Many early retirees will get less than those claiming benefits

by Paul

Many people in their fifties and early sixties have already retired having made sure they have a 30 year contribution record, are not making any present claim on the state and now find themselves short of the new 35 year requirement.

I fully accept that anyone who finds themself in such circumstances will get at least as much, and quite possibly a larger sum, than would have been the case under the old system. However, anyone of a similar age and with a similar contribution record who is presently claiming benefits will be continuing to get NI credits which should put them comfortably over the 35 year hurdle by the time they reach retirement age.

How can it be fair that those who believed in good faith that they had secured their full pension and who are presently no burden on the state (and might actually be paying a significant amount of tax), see their contemporaries who are making a claim on public funds end up with a higher pension?
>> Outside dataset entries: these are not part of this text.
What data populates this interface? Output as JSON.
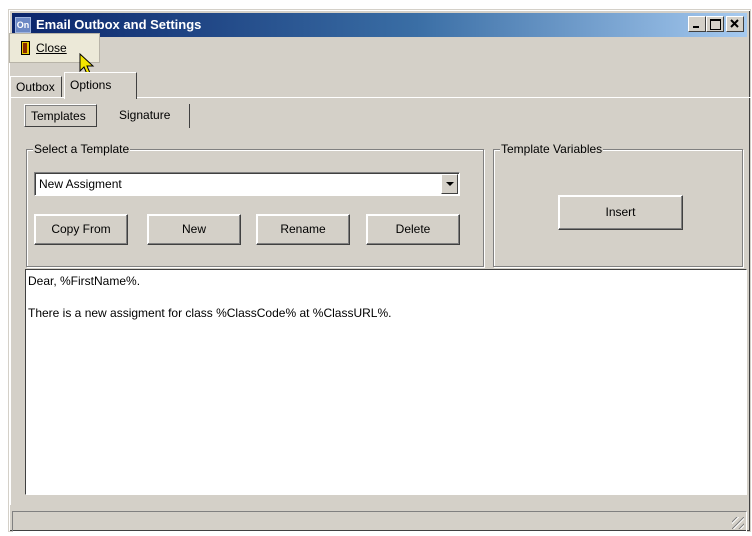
{
  "window": {
    "title": "Email Outbox and Settings",
    "app_icon_text": "On",
    "caption_buttons": [
      "minimize",
      "maximize",
      "close"
    ]
  },
  "toolbar": {
    "close_label": "Close"
  },
  "tabs": {
    "outbox": "Outbox",
    "options": "Options",
    "active": "Options"
  },
  "subtabs": {
    "templates": "Templates",
    "signature": "Signature",
    "active": "Templates"
  },
  "select_template": {
    "group_label": "Select a Template",
    "selected": "New Assigment",
    "buttons": {
      "copy_from": "Copy From",
      "new": "New",
      "rename": "Rename",
      "delete": "Delete"
    }
  },
  "template_variables": {
    "group_label": "Template Variables",
    "insert_label": "Insert"
  },
  "editor": {
    "line1": "Dear, %FirstName%.",
    "line2": "There is a new assigment for class %ClassCode% at %ClassURL%."
  },
  "colors": {
    "window_face": "#d4d0c8",
    "titlebar_start": "#0a246a",
    "titlebar_end": "#a6caf0"
  }
}
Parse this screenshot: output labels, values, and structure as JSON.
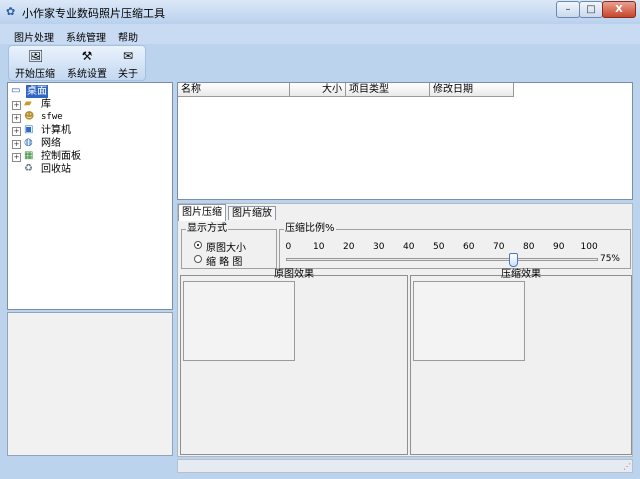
{
  "window": {
    "title": "小作家专业数码照片压缩工具",
    "icon": "app-icon",
    "controls": {
      "minimize": "–",
      "maximize": "□",
      "close": "X"
    }
  },
  "menu": [
    "图片处理",
    "系统管理",
    "帮助"
  ],
  "toolbar": {
    "items": [
      {
        "label": "开始压缩",
        "icon": "compress-icon"
      },
      {
        "label": "系统设置",
        "icon": "settings-icon"
      },
      {
        "label": "关于",
        "icon": "about-icon"
      }
    ]
  },
  "tree": {
    "root": "桌面",
    "items": [
      "库",
      "sfwe",
      "计算机",
      "网络",
      "控制面板",
      "回收站"
    ]
  },
  "file_list": {
    "columns": [
      "名称",
      "大小",
      "项目类型",
      "修改日期"
    ]
  },
  "tabs": [
    "图片压缩",
    "图片缩放"
  ],
  "display_mode": {
    "title": "显示方式",
    "options": [
      "原图大小",
      "缩 略 图"
    ],
    "selected": 0
  },
  "compression": {
    "title": "压缩比例%",
    "ticks": [
      "0",
      "10",
      "20",
      "30",
      "40",
      "50",
      "60",
      "70",
      "80",
      "90",
      "100"
    ],
    "value": 75,
    "value_label": "75%"
  },
  "previews": {
    "original_title": "原图效果",
    "compressed_title": "压缩效果"
  },
  "colors": {
    "selection": "#3166c5",
    "chrome": "#bcd3ee"
  }
}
The solution is actually very simple. For the first decade or so that the single tier pension is in force, in the years covering their last five birthdays before they reach retirement age, a maximum of five years' NI credits should be offered to those who are no longer working who need them to bring their contribution record up to 35 years. After the mid-2020s (when those presently in their fifties have all reached state pension age) adequate notice of the new requirement will have been given to all potential early retirees and the concession could then be withdrawn.

Anything less than this is unfair to those who are presently being told that they will have to dig deep into their own pockets to buy additional years after they have acted in a wholly responsible way. In many cases these will be people who have retired early on modest incomes for any number of reasons, including poor health, but they have nevertheless made what they thought was proper provision for themselves without intending to make any claim on the state prior to drawing their pension. They now see the prospect of others who have not done this - for whatever reason - getting preferential treatment.